In particular, the guidance states that government emergency financial aid funds will not affect the recipient’s expected family contribution (EFC) and therefore will not affect eligibility for need-based financial aid.

Need Analysis

Any aid (in the form of grants or low-interest loans) received by victims of an emergency from a federal or state entity for the purpose of providing financial relief is not counted as income for calculating a family’s Expected Family Contribution (EFC) under the Federal Methodology or as estimated financial assistance for packaging purposes.

This applies to emergency financial aid funds provided in both sections 3504 and 18004 of the CARES Act, as well as the recovery rebate checks.

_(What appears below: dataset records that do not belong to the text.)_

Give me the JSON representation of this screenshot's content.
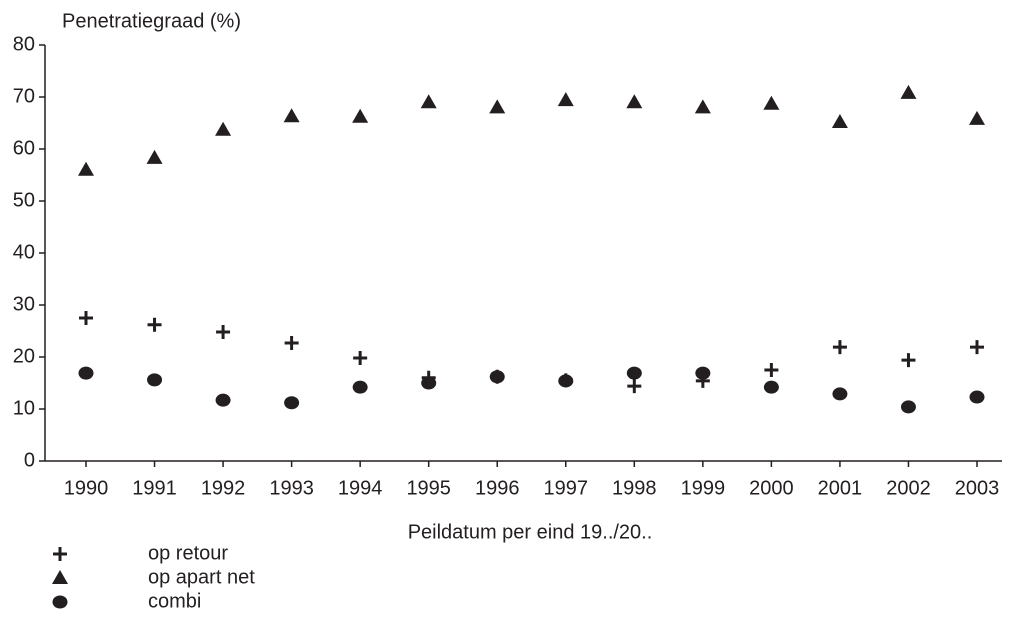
{
  "chart_data": {
    "type": "scatter",
    "y_label": "Penetratiegraad (%)",
    "x_label": "Peildatum per eind 19../20..",
    "categories": [
      "1990",
      "1991",
      "1992",
      "1993",
      "1994",
      "1995",
      "1996",
      "1997",
      "1998",
      "1999",
      "2000",
      "2001",
      "2002",
      "2003"
    ],
    "series": [
      {
        "name": "op retour",
        "color": "#231f20",
        "marker": "plus",
        "values": [
          27.5,
          26.2,
          24.8,
          22.7,
          19.8,
          16,
          16.2,
          15.5,
          14.4,
          15.4,
          17.5,
          21.9,
          19.4,
          21.9
        ]
      },
      {
        "name": "op apart net",
        "color": "#231f20",
        "marker": "triangle",
        "values": [
          56,
          58.3,
          63.7,
          66.3,
          66.2,
          69,
          68,
          69.4,
          69,
          68,
          68.7,
          65.2,
          70.8,
          65.8
        ]
      },
      {
        "name": "combi",
        "color": "#231f20",
        "marker": "circle",
        "values": [
          16.9,
          15.6,
          11.7,
          11.2,
          14.2,
          15,
          16.2,
          15.4,
          16.9,
          16.9,
          14.2,
          12.9,
          10.4,
          12.3
        ]
      }
    ],
    "ylim": [
      0,
      80
    ],
    "yticks": [
      0,
      10,
      20,
      30,
      40,
      50,
      60,
      70,
      80
    ],
    "grid": false,
    "legend": "bottom-left"
  }
}
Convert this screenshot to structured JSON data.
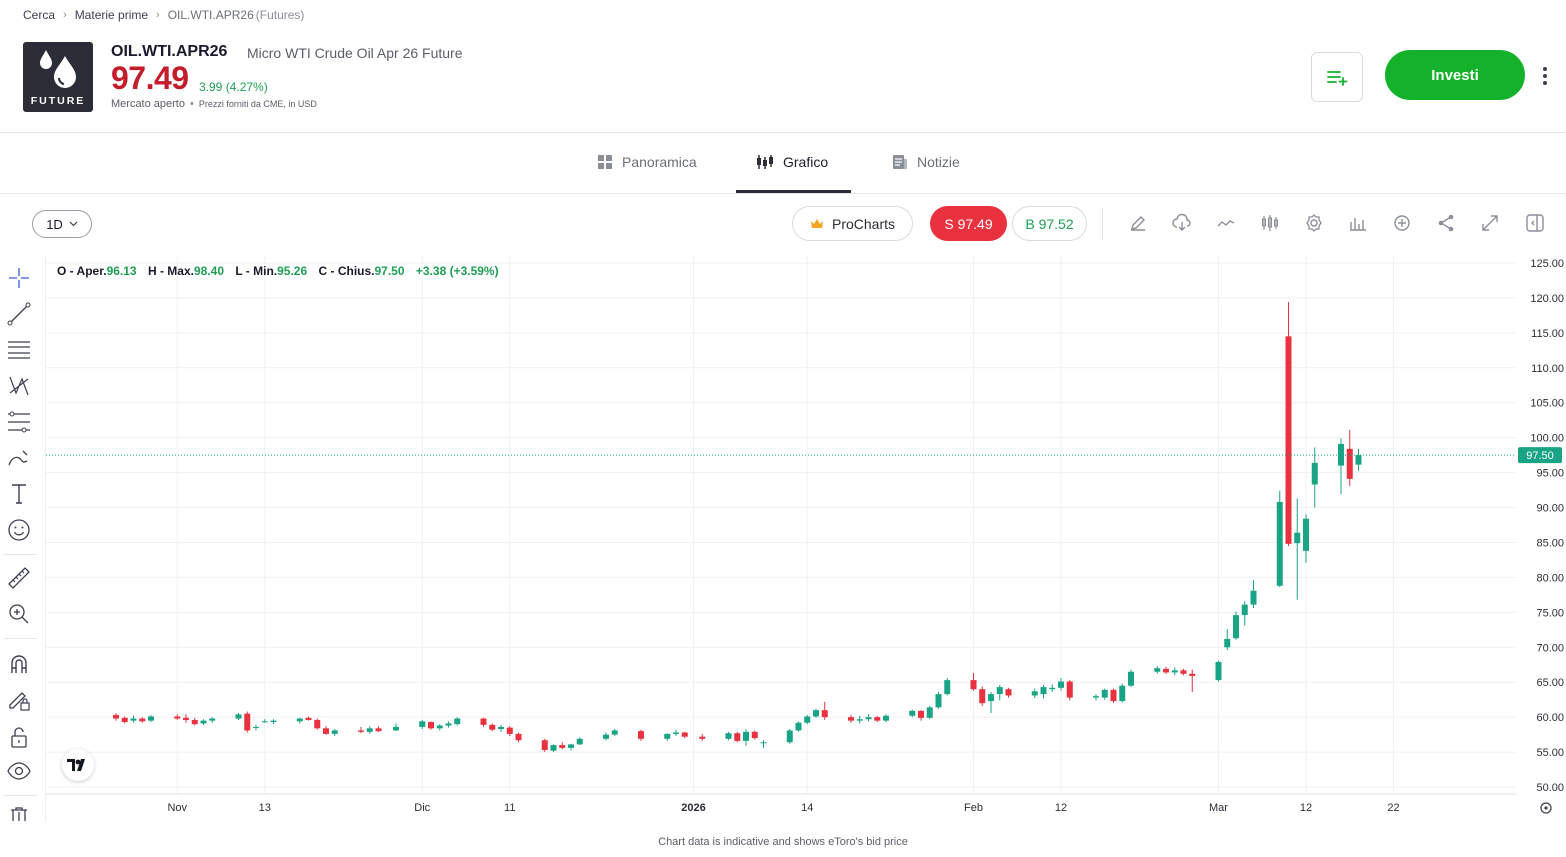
{
  "breadcrumb": {
    "items": [
      "Cerca",
      "Materie prime",
      "OIL.WTI.APR26"
    ],
    "tag": "(Futures)"
  },
  "instrument": {
    "logo_text": "FUTURE",
    "ticker": "OIL.WTI.APR26",
    "description": "Micro WTI Crude Oil Apr 26 Future",
    "price": "97.49",
    "change": "3.99 (4.27%)",
    "market_status": "Mercato aperto",
    "source": "Prezzi forniti da CME, in USD"
  },
  "actions": {
    "invest_label": "Investi"
  },
  "tabs": [
    {
      "label": "Panoramica",
      "icon": "grid-icon",
      "active": false
    },
    {
      "label": "Grafico",
      "icon": "candles-icon",
      "active": true
    },
    {
      "label": "Notizie",
      "icon": "news-icon",
      "active": false
    }
  ],
  "toolbar": {
    "interval": "1D",
    "procharts_label": "ProCharts",
    "sell_label": "S 97.49",
    "buy_label": "B 97.52"
  },
  "ohlc": {
    "open_label": "O - Aper.",
    "open": "96.13",
    "high_label": "H - Max.",
    "high": "98.40",
    "low_label": "L - Min.",
    "low": "95.26",
    "close_label": "C - Chius.",
    "close": "97.50",
    "change": "+3.38 (+3.59%)"
  },
  "colors": {
    "up": "#1aa486",
    "down": "#e9313f",
    "price_line": "#1aa486",
    "invest": "#13b22a"
  },
  "footnote": "Chart data is indicative and shows eToro's bid price",
  "chart_data": {
    "type": "candlestick",
    "title": "",
    "y_ticks": [
      "125.00",
      "120.00",
      "115.00",
      "110.00",
      "105.00",
      "100.00",
      "95.00",
      "90.00",
      "85.00",
      "80.00",
      "75.00",
      "70.00",
      "65.00",
      "60.00",
      "55.00",
      "50.00"
    ],
    "ylim": [
      49,
      126
    ],
    "x_ticks": [
      {
        "label": "Nov",
        "date": "2025-11-03"
      },
      {
        "label": "13",
        "date": "2025-11-13"
      },
      {
        "label": "Dic",
        "date": "2025-12-01"
      },
      {
        "label": "11",
        "date": "2025-12-11"
      },
      {
        "label": "2026",
        "date": "2026-01-01"
      },
      {
        "label": "14",
        "date": "2026-01-14"
      },
      {
        "label": "Feb",
        "date": "2026-02-02"
      },
      {
        "label": "12",
        "date": "2026-02-12"
      },
      {
        "label": "Mar",
        "date": "2026-03-02"
      },
      {
        "label": "12",
        "date": "2026-03-12"
      },
      {
        "label": "22",
        "date": "2026-03-22"
      }
    ],
    "xlim": [
      "2025-10-19",
      "2026-04-05"
    ],
    "last_price_label": "97.50",
    "last_price": 97.5,
    "candles": [
      {
        "d": "2025-10-27",
        "o": 60.3,
        "h": 60.6,
        "l": 59.5,
        "c": 59.8
      },
      {
        "d": "2025-10-28",
        "o": 59.9,
        "h": 60.1,
        "l": 59.1,
        "c": 59.3
      },
      {
        "d": "2025-10-29",
        "o": 59.5,
        "h": 60.2,
        "l": 59.2,
        "c": 59.8
      },
      {
        "d": "2025-10-30",
        "o": 59.8,
        "h": 60.0,
        "l": 59.2,
        "c": 59.4
      },
      {
        "d": "2025-10-31",
        "o": 59.5,
        "h": 60.3,
        "l": 59.3,
        "c": 60.1
      },
      {
        "d": "2025-11-03",
        "o": 60.1,
        "h": 60.4,
        "l": 59.6,
        "c": 59.8
      },
      {
        "d": "2025-11-04",
        "o": 59.9,
        "h": 60.4,
        "l": 59.2,
        "c": 59.6
      },
      {
        "d": "2025-11-05",
        "o": 59.6,
        "h": 59.9,
        "l": 58.8,
        "c": 59.0
      },
      {
        "d": "2025-11-06",
        "o": 59.1,
        "h": 59.7,
        "l": 58.9,
        "c": 59.5
      },
      {
        "d": "2025-11-07",
        "o": 59.5,
        "h": 60.0,
        "l": 59.2,
        "c": 59.8
      },
      {
        "d": "2025-11-10",
        "o": 59.8,
        "h": 60.6,
        "l": 59.6,
        "c": 60.4
      },
      {
        "d": "2025-11-11",
        "o": 60.5,
        "h": 60.8,
        "l": 57.8,
        "c": 58.1
      },
      {
        "d": "2025-11-12",
        "o": 58.5,
        "h": 58.9,
        "l": 58.1,
        "c": 58.6
      },
      {
        "d": "2025-11-13",
        "o": 59.4,
        "h": 59.7,
        "l": 59.2,
        "c": 59.4
      },
      {
        "d": "2025-11-14",
        "o": 59.3,
        "h": 59.7,
        "l": 59.0,
        "c": 59.5
      },
      {
        "d": "2025-11-17",
        "o": 59.4,
        "h": 59.9,
        "l": 59.1,
        "c": 59.8
      },
      {
        "d": "2025-11-18",
        "o": 59.9,
        "h": 60.1,
        "l": 59.5,
        "c": 59.6
      },
      {
        "d": "2025-11-19",
        "o": 59.6,
        "h": 59.8,
        "l": 58.2,
        "c": 58.4
      },
      {
        "d": "2025-11-20",
        "o": 58.4,
        "h": 58.7,
        "l": 57.5,
        "c": 57.6
      },
      {
        "d": "2025-11-21",
        "o": 57.6,
        "h": 58.3,
        "l": 57.3,
        "c": 58.1
      },
      {
        "d": "2025-11-24",
        "o": 58.1,
        "h": 58.6,
        "l": 57.7,
        "c": 57.9
      },
      {
        "d": "2025-11-25",
        "o": 57.9,
        "h": 58.7,
        "l": 57.6,
        "c": 58.4
      },
      {
        "d": "2025-11-26",
        "o": 58.4,
        "h": 58.7,
        "l": 57.9,
        "c": 58.0
      },
      {
        "d": "2025-11-28",
        "o": 58.1,
        "h": 59.1,
        "l": 58.0,
        "c": 58.6
      },
      {
        "d": "2025-12-01",
        "o": 58.6,
        "h": 59.6,
        "l": 58.3,
        "c": 59.4
      },
      {
        "d": "2025-12-02",
        "o": 59.3,
        "h": 59.4,
        "l": 58.2,
        "c": 58.4
      },
      {
        "d": "2025-12-03",
        "o": 58.4,
        "h": 59.0,
        "l": 58.1,
        "c": 58.8
      },
      {
        "d": "2025-12-04",
        "o": 58.8,
        "h": 59.4,
        "l": 58.5,
        "c": 59.1
      },
      {
        "d": "2025-12-05",
        "o": 59.0,
        "h": 60.0,
        "l": 58.8,
        "c": 59.8
      },
      {
        "d": "2025-12-08",
        "o": 59.8,
        "h": 59.9,
        "l": 58.6,
        "c": 58.9
      },
      {
        "d": "2025-12-09",
        "o": 58.9,
        "h": 59.1,
        "l": 58.0,
        "c": 58.2
      },
      {
        "d": "2025-12-10",
        "o": 58.3,
        "h": 58.9,
        "l": 57.9,
        "c": 58.6
      },
      {
        "d": "2025-12-11",
        "o": 58.5,
        "h": 58.7,
        "l": 57.3,
        "c": 57.6
      },
      {
        "d": "2025-12-12",
        "o": 57.6,
        "h": 57.8,
        "l": 56.4,
        "c": 56.7
      },
      {
        "d": "2025-12-15",
        "o": 56.7,
        "h": 56.9,
        "l": 55.0,
        "c": 55.3
      },
      {
        "d": "2025-12-16",
        "o": 55.2,
        "h": 56.1,
        "l": 55.0,
        "c": 56.0
      },
      {
        "d": "2025-12-17",
        "o": 56.0,
        "h": 56.4,
        "l": 55.4,
        "c": 55.6
      },
      {
        "d": "2025-12-18",
        "o": 55.6,
        "h": 56.2,
        "l": 55.2,
        "c": 56.1
      },
      {
        "d": "2025-12-19",
        "o": 56.1,
        "h": 57.1,
        "l": 56.0,
        "c": 56.9
      },
      {
        "d": "2025-12-22",
        "o": 56.9,
        "h": 57.8,
        "l": 56.7,
        "c": 57.5
      },
      {
        "d": "2025-12-23",
        "o": 57.5,
        "h": 58.3,
        "l": 57.3,
        "c": 58.1
      },
      {
        "d": "2025-12-26",
        "o": 58.0,
        "h": 58.2,
        "l": 56.6,
        "c": 56.9
      },
      {
        "d": "2025-12-29",
        "o": 56.9,
        "h": 57.7,
        "l": 56.6,
        "c": 57.6
      },
      {
        "d": "2025-12-30",
        "o": 57.6,
        "h": 58.2,
        "l": 57.3,
        "c": 57.8
      },
      {
        "d": "2025-12-31",
        "o": 57.8,
        "h": 57.9,
        "l": 57.0,
        "c": 57.2
      },
      {
        "d": "2026-01-02",
        "o": 57.2,
        "h": 57.6,
        "l": 56.6,
        "c": 56.9
      },
      {
        "d": "2026-01-05",
        "o": 56.9,
        "h": 57.9,
        "l": 56.7,
        "c": 57.7
      },
      {
        "d": "2026-01-06",
        "o": 57.7,
        "h": 57.9,
        "l": 56.4,
        "c": 56.6
      },
      {
        "d": "2026-01-07",
        "o": 56.6,
        "h": 58.3,
        "l": 55.9,
        "c": 57.9
      },
      {
        "d": "2026-01-08",
        "o": 57.9,
        "h": 58.1,
        "l": 56.8,
        "c": 57.0
      },
      {
        "d": "2026-01-09",
        "o": 56.3,
        "h": 56.7,
        "l": 55.6,
        "c": 56.4
      },
      {
        "d": "2026-01-12",
        "o": 56.4,
        "h": 58.3,
        "l": 56.2,
        "c": 58.1
      },
      {
        "d": "2026-01-13",
        "o": 58.1,
        "h": 59.4,
        "l": 57.9,
        "c": 59.2
      },
      {
        "d": "2026-01-14",
        "o": 59.2,
        "h": 60.3,
        "l": 59.0,
        "c": 60.1
      },
      {
        "d": "2026-01-15",
        "o": 60.1,
        "h": 61.2,
        "l": 59.9,
        "c": 61.0
      },
      {
        "d": "2026-01-16",
        "o": 61.0,
        "h": 62.2,
        "l": 59.6,
        "c": 60.0
      },
      {
        "d": "2026-01-19",
        "o": 60.0,
        "h": 60.3,
        "l": 59.2,
        "c": 59.5
      },
      {
        "d": "2026-01-20",
        "o": 59.5,
        "h": 60.2,
        "l": 59.1,
        "c": 59.7
      },
      {
        "d": "2026-01-21",
        "o": 59.7,
        "h": 60.4,
        "l": 59.4,
        "c": 60.0
      },
      {
        "d": "2026-01-22",
        "o": 60.0,
        "h": 60.2,
        "l": 59.3,
        "c": 59.5
      },
      {
        "d": "2026-01-23",
        "o": 59.5,
        "h": 60.4,
        "l": 59.3,
        "c": 60.2
      },
      {
        "d": "2026-01-26",
        "o": 60.2,
        "h": 61.1,
        "l": 60.0,
        "c": 60.9
      },
      {
        "d": "2026-01-27",
        "o": 60.9,
        "h": 61.0,
        "l": 59.5,
        "c": 59.9
      },
      {
        "d": "2026-01-28",
        "o": 59.9,
        "h": 61.6,
        "l": 59.7,
        "c": 61.4
      },
      {
        "d": "2026-01-29",
        "o": 61.4,
        "h": 63.6,
        "l": 61.2,
        "c": 63.3
      },
      {
        "d": "2026-01-30",
        "o": 63.3,
        "h": 65.6,
        "l": 63.1,
        "c": 65.3
      },
      {
        "d": "2026-02-02",
        "o": 65.3,
        "h": 66.3,
        "l": 63.8,
        "c": 64.0
      },
      {
        "d": "2026-02-03",
        "o": 64.0,
        "h": 64.4,
        "l": 61.6,
        "c": 62.0
      },
      {
        "d": "2026-02-04",
        "o": 62.3,
        "h": 63.6,
        "l": 60.6,
        "c": 63.3
      },
      {
        "d": "2026-02-05",
        "o": 63.3,
        "h": 64.6,
        "l": 62.4,
        "c": 64.3
      },
      {
        "d": "2026-02-06",
        "o": 64.0,
        "h": 64.2,
        "l": 62.8,
        "c": 63.1
      },
      {
        "d": "2026-02-09",
        "o": 63.1,
        "h": 64.1,
        "l": 62.7,
        "c": 63.7
      },
      {
        "d": "2026-02-10",
        "o": 63.3,
        "h": 64.6,
        "l": 62.7,
        "c": 64.3
      },
      {
        "d": "2026-02-11",
        "o": 64.0,
        "h": 64.7,
        "l": 63.6,
        "c": 64.2
      },
      {
        "d": "2026-02-12",
        "o": 64.2,
        "h": 65.6,
        "l": 63.8,
        "c": 65.1
      },
      {
        "d": "2026-02-13",
        "o": 65.1,
        "h": 65.3,
        "l": 62.4,
        "c": 62.8
      },
      {
        "d": "2026-02-16",
        "o": 62.8,
        "h": 63.3,
        "l": 62.4,
        "c": 63.0
      },
      {
        "d": "2026-02-17",
        "o": 62.8,
        "h": 64.1,
        "l": 62.5,
        "c": 63.9
      },
      {
        "d": "2026-02-18",
        "o": 63.9,
        "h": 64.1,
        "l": 62.0,
        "c": 62.3
      },
      {
        "d": "2026-02-19",
        "o": 62.3,
        "h": 64.8,
        "l": 62.1,
        "c": 64.5
      },
      {
        "d": "2026-02-20",
        "o": 64.5,
        "h": 66.8,
        "l": 64.3,
        "c": 66.5
      },
      {
        "d": "2026-02-23",
        "o": 66.5,
        "h": 67.3,
        "l": 66.2,
        "c": 67.0
      },
      {
        "d": "2026-02-24",
        "o": 66.9,
        "h": 67.2,
        "l": 66.2,
        "c": 66.4
      },
      {
        "d": "2026-02-25",
        "o": 66.4,
        "h": 67.1,
        "l": 66.0,
        "c": 66.7
      },
      {
        "d": "2026-02-26",
        "o": 66.7,
        "h": 66.9,
        "l": 66.0,
        "c": 66.2
      },
      {
        "d": "2026-02-27",
        "o": 66.2,
        "h": 66.8,
        "l": 63.6,
        "c": 65.9
      },
      {
        "d": "2026-03-02",
        "o": 65.3,
        "h": 68.1,
        "l": 65.1,
        "c": 67.9
      },
      {
        "d": "2026-03-03",
        "o": 70.0,
        "h": 72.6,
        "l": 69.6,
        "c": 71.2
      },
      {
        "d": "2026-03-04",
        "o": 71.3,
        "h": 75.1,
        "l": 71.1,
        "c": 74.6
      },
      {
        "d": "2026-03-05",
        "o": 74.6,
        "h": 76.6,
        "l": 73.1,
        "c": 76.1
      },
      {
        "d": "2026-03-06",
        "o": 76.1,
        "h": 79.6,
        "l": 75.6,
        "c": 78.1
      },
      {
        "d": "2026-03-09",
        "o": 78.8,
        "h": 92.4,
        "l": 78.6,
        "c": 90.8
      },
      {
        "d": "2026-03-10",
        "o": 114.5,
        "h": 119.4,
        "l": 84.5,
        "c": 84.8
      },
      {
        "d": "2026-03-11",
        "o": 84.9,
        "h": 91.3,
        "l": 76.8,
        "c": 86.4
      },
      {
        "d": "2026-03-12",
        "o": 83.8,
        "h": 89.0,
        "l": 82.1,
        "c": 88.4
      },
      {
        "d": "2026-03-13",
        "o": 93.3,
        "h": 98.6,
        "l": 90.0,
        "c": 96.4
      },
      {
        "d": "2026-03-16",
        "o": 96.0,
        "h": 99.9,
        "l": 91.9,
        "c": 99.1
      },
      {
        "d": "2026-03-17",
        "o": 98.4,
        "h": 101.1,
        "l": 93.1,
        "c": 94.1
      },
      {
        "d": "2026-03-18",
        "o": 96.13,
        "h": 98.4,
        "l": 95.26,
        "c": 97.5
      }
    ]
  }
}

Only emergency financial aid funds from federal and state government sources are excluded from need analysis. Emergency financial aid funds from another sources, such as a college or university, still counts as estimated financial assistance (EFA) and will reduce the student’s eligibility for need-based financial aid.

In addition, scholarships and grants used for living expenses remain taxable.

Do Room and Board Refunds Reduce Aid Eligibility?

Room and board refunds will not affect the student’s eligibility for need-based financial aid during the current semester, but might affect aid eligibility next year if the refund is provided in the form of a credit or voucher for future college costs.

The U.S. Department of Education issued guidance on March 20, 2020 that specifies that a college is not required to change the student’s current cost of attendance and eligibility for federal student aid funds if the college provides a full or partial refund of room and board charges, tuition and fees or other institutional charges.

If the refund results in a credit balance in the student’s account, the college must disburse the credit balance to the student or parent within 14 days.

However, if the college issues this refund in the form of a credit or voucher toward charges in a subsequent academic term, the credit must be considered to be estimated financial assistance (EFA). This EFA will reduce the student’s eligibility for need-based financial aid during that term.